These last few days were pretty relaxed. Day 33 we went to Lidl for milk and yogurt and spent an hour walking to and from Daniel’s bike shop, where we got a smaller bike box. We went back many times to the coffee/pastry place right by our hotel – it was super authentic and filled with locals, had a huge selection of pastries, and was cheap. We bought duct tape and zip ties from a hardware store (~11 EUR) and a sharpee and paper to make the “Fragile” signs. We went on a free walking tour of Lisbon that was super interesting. We learned about the great Lisbon earthquake of 1755, one of the largest every experienced in Europe, along with the destruction and fires that resulted. We learned about the long-ago history – the Visigoths who had originally settled the Iberian peninsula, the overtaking by the Moors, and how Spain managed to unite many of the Iberian countries, but not Portugal. We learned about the dictator, Salazar, who ruled from 1932 to 1968 and how life under his rule is still with society today. I tried Ginja from an old street lady, a cherry liquor served in a chocolate cup. Finally, since Viki was craving Nepalese food (and our hotel seems to be in a Nepalese/Indian district, we had Nepalese for dinner.
Day 34 we spent a few hours in the morning packing bikes. The smaller box was nearly too small, even for Viki’s bike! We had to rotate her fork 90 degrees and remove the disc brake assembly. We went to decathlon to buy comfortable clothes (we got matching kids shorts for 4 EUR each and adult tshirts for 5 EUR each). We then spent the rest of the day walking through the city, eating, and drinking. Along our walk to Timeout market we tried bacalau balls (1 EUR, basically breaded and deep fried fish meat – moist and very tasty) and an incredible chocolate cake at Landeau Chocolate (4 EUR). At Timeout Market we tried Leitão (pork belly with crispy skin and a yam puree, 17 EUR) at the Henrique Sá Pessoa stall (the stall corresponding to a 2 michelin star restaurant). We also tried a caldo verde from another stall (a typical portugese green soup, 3 EUR). Going into evening we went to old town to try gambas al ajillo (prawns in garlic sauce, which were delicious, especially soaking up the sauce with bread after, 12 EUR). Finally we went to a Russian brewery, Sputnik, and I tried a barrel aged beer.

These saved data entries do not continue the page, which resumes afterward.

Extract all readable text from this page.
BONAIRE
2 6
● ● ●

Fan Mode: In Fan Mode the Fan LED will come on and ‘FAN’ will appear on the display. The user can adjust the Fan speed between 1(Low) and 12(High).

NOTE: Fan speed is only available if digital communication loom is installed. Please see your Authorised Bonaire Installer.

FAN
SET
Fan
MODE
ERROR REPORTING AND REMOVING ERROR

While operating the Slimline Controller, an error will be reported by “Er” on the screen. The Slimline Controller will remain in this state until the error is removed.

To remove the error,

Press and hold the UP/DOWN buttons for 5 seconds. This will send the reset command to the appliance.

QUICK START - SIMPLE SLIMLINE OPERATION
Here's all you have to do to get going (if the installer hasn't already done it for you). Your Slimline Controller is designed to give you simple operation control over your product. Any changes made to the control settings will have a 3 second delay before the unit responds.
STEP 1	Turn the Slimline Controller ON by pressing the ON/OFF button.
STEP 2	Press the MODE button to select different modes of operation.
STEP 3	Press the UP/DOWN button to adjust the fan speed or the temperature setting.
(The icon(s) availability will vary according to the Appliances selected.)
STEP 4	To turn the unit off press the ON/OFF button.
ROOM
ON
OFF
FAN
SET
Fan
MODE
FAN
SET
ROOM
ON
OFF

Day 35 was our flight home. We woke up at 7am, left around 8am. The metro guard almost wouldn’t let us in the station with the bike boxes. I pleaded, he called his supervisor, and relented, so we were allowed on the metro. It was very slow moving with the bike boxes (we’d carry my box 100m, keep it in sightline, walk back to Viki’s and repeat). There was one transfer, but lots of walking between the train platforms. Our bikes were 22kg and 23kg (Lufthansa’s max is 23kg), which included most of our bags as well, so just had small carry on bags. We had a flight to Barcelona at 2-5pm. Then the next day to Munich ~7am-9am. Then the flight back to Vancouver at 2pm. Fortunately we had lounge access in all of these places and were thoroughly fed (had to transfer terminals in Munich just to get to a lounge though). I unfortunately lost my black ditty bag containing my garmin bike computer (suspecting left at seat on TAP flight) and spent hours, unsuccessfully, at Barcelona airport trying to locate it.